So you’re expecting. Now suddenly you are more concerned about school districts and proximity to emergency rooms than being in that hip nabe, a stroll home from the hotspots.So why not design your way into a home that can grow with your new little family! Preparing for your first child is always overwhelming. The easiest way to execute a design plan that takes into account an infant, child, and siblings is to think in terms of phases and flexibility of design.
Phase One: Newborn – Toddler
- Make furniture staples last longer. For the more expensive pieces, choose items that are both transitional and gender-neutral in design to account for future siblings. There are plenty of cribs available on the market that convert to a toddler- and even full-size bed. If a free-standing changing table is an option, consider a piece that you’ll still love once it’s converted to toy storage or a bookshelf when your infant is out of the diaper stage. If space is at a premium, consider a changing table that does double duty by investing in a comfortable-height dresser and topping it with a changing pad and accessories.
- Use accessories that are both durable and bright. Area rugs, ottomans with storage, colorful baskets and bins –– these design elements are the place to add life to the room in the form of bright, gender-neutral colors. Additionally, stain-resistant, textured, or patterned rugs ensure the room stays comfortable for both you and your child. Be sure anything you purchase is easy to spot treat, because stains are inevitable.
- Be flooring wise. If you’re starting from scratch (or willing to remodel), one of the best investments you can make in your sanity is installing laminate wood flooring. Beautiful and rich in texture, laminate wood withstands crayons, stains, and paint unlike traditional wood. If you’re committed to carpet be sure to opt for a flat-weave construction that can take a beating.
Phase Two: Young Child to Adolescent
- Create unique open spaces. Encourage creative play, friendship, and quiet reflection by establishing dedicated areas. Hooks and open-bin storage work to house games as well as school and art supplies. Trundle and bunk beds encourage space for friends to come over and play. Keeping toys and supplies accessible will establish a routine of independent play, including the more “quiet” activities such as reading, writing, and drawing.

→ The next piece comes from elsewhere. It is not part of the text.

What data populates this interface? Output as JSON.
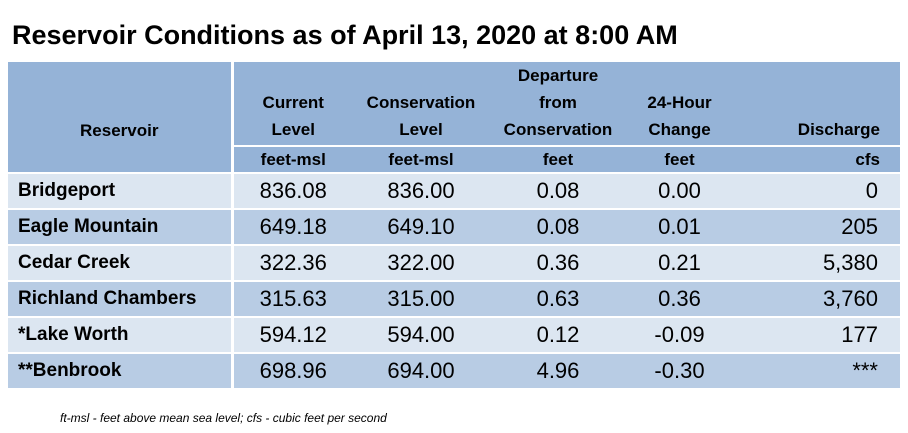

- Go vertical. With children comes clutter. Keep toys, crafts, and sports equipment off the floor by creating storage space in the way of racks, lockers, and shelving.
- Think outside the bedroom. Big, open great rooms invite family activity, while easy to access snacks inside the pantry assure your kids that they have their own space in the kitchen (without having to climb the walls). Another way to recognize your child is by implementing a gallery wall to showcase your little artist’s one-of-a-kind pieces. Use clips to create a wall that can be easily swapped out or pair doodles with frames of different colors and finishes to complement each piece.
Overall, the idea of design is to have fun. Once the safety basics are established in furniture and textiles, buying pieces in colors and finishes you love will make the experience of preparing for your firstborn a whole lot less daunting.